From CPR-numbers to daycare placements, from how to register a new business to leisure opportunities, many resident services are administered through Denmark’s 98 local councils.
But for a newcomer to the country, navigating all the information can be difficult if not downright impossible, because the details about these vital services are generally found only in Danish, with limited information in English – if you’re lucky.
But thanks to a new initiative by Copenhagen Council, non-Danish speakers now have access to the trove of practical information on resident services.
The council has spent 100,000 kroner to develop the website ‘Kend Din Kommune’ (Know Your Council) a guide to resident services made available in Urdu, Arabic, Farsi, French, Bosnian, Turkish and Somali.
The council hopes the initiative will open up possibilities for all residents, regardless of their ability to read or speak Danish.
“Ethnic minority citizens can, because of language barriers and unfamiliarity with the Danish system, have difficulty navigating the council’s many services,” Jacob Eberholst, head of the council’s integration and employment administration division, told The Copenhagen Post.
“[The website] builds a bridge between the council’s services and the citizens' individual needs and ensures the best communication possible for those citizens who have difficulties with the Danish language.”
Coming at a time when the political debate around immigration has once again reached a fevered pitch, and amid calls for tougher language requirements, the initiative appears to be a fresh of breath air.
Not everyone, however, is impressed. The Danish People’s Party’s (DF) Carl Christian Ebbesen, a Copenhagen city councilor , told Urban newspaper that the council is “once again wasting money on projects that don’t integrate”.

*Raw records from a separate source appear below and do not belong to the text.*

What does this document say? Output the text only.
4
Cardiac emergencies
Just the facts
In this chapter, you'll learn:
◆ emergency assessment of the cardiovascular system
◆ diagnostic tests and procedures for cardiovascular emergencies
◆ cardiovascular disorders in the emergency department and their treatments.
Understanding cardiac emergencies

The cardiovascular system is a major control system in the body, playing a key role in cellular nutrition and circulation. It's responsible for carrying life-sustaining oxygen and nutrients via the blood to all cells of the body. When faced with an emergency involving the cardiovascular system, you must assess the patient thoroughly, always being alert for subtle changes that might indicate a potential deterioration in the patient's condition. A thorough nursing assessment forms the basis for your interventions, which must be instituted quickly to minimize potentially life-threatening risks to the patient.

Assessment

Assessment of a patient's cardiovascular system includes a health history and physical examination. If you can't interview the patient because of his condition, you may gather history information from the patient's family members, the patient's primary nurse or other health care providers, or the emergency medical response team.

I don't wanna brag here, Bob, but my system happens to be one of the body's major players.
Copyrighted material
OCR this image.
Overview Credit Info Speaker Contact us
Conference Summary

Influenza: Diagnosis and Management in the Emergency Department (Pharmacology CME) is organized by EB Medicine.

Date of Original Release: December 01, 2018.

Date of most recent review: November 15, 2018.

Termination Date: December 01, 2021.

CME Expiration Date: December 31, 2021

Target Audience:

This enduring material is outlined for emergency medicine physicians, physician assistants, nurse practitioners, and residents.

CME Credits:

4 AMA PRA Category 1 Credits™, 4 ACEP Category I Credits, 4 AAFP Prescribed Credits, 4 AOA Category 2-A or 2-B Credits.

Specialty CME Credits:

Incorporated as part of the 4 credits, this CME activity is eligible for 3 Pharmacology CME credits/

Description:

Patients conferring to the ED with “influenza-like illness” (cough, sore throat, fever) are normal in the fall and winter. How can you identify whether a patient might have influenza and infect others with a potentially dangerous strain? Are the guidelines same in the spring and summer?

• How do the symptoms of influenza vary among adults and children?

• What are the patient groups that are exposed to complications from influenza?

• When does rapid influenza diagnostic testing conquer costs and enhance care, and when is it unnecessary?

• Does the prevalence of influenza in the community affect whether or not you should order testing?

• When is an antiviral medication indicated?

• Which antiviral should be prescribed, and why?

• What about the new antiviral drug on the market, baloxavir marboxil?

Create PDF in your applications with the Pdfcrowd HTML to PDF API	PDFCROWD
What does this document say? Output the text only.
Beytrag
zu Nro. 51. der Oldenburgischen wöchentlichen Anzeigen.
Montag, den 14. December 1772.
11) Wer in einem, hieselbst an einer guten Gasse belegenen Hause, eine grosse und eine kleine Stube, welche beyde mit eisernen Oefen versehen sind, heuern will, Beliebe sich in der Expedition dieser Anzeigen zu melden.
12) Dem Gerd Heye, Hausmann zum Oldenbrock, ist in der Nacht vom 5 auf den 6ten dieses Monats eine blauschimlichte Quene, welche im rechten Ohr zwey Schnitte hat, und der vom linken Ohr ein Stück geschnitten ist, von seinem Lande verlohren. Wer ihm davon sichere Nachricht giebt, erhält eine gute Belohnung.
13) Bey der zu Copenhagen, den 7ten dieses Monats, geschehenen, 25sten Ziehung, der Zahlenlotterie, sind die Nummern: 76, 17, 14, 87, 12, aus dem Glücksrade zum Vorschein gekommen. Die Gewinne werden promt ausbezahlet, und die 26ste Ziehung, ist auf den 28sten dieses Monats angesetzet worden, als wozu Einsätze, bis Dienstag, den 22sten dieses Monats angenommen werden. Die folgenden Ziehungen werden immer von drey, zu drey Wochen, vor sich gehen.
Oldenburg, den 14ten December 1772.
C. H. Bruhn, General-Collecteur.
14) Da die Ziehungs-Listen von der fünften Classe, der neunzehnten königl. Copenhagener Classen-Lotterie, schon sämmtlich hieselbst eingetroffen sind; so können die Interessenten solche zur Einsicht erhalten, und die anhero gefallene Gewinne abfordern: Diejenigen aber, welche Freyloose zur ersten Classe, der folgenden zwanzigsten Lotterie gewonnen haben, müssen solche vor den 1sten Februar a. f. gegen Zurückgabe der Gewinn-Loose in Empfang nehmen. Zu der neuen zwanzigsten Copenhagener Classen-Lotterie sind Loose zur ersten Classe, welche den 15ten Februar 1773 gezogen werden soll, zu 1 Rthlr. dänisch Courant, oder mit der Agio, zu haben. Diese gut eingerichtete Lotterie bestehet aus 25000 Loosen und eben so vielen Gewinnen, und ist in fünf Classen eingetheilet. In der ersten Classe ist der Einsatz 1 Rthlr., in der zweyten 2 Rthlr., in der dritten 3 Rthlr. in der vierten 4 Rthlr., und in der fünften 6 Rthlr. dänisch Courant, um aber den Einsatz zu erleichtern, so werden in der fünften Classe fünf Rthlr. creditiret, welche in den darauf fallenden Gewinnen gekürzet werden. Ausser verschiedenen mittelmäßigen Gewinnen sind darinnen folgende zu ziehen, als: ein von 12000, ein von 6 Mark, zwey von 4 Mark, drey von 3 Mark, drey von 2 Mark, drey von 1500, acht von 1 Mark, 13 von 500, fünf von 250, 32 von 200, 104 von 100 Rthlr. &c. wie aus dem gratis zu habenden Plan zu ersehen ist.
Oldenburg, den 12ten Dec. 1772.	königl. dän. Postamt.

If you make a website in the mother tongue, you don’t encourage people to learn Danish,” he told Urban. “And to only make it in seven languages discriminates against those who don’t speak those languages, so there isn’t equal access.”
Ebbesen said that the money spent on the website would have been better used by applying it to free language courses.
But for Eberholst, ‘Know Your Council’ is an important aspect of the council’s new policy of inclusion.
“This website represents the basic attitude of the new Copenhagen inclusion policy, ‘Engage in the City’”, he said. “Copenhageners must be treated equally, but not necessarily identically. If someone needs extra help to get involved, we have to make sure they are helped.”
“[We are] often criticized for not delivering services that are tailored to a specific group of citizens or individual needs, but instead providing services to 'all' that benefit 'nobody',” he continued.
“The truth is that Copenhagen is bursting with special services, special initiatives and tailored interventions. The challenge is therefore not always new services, initiatives or interventions – it is that the council often fails to inform citizens about these services.”
While the ‘Know Your Council’ website is currently not available in English, the entirety of Copenhagen Council’s website has been translated to English. The council indicated, however, that if there was a demand for an English version of the ‘Know Your Council’ service, they would consider adding it.
“The council’s ambition is to increase opportunities for non-Danish-speaking residents - including English-speaking,” Eberholst said.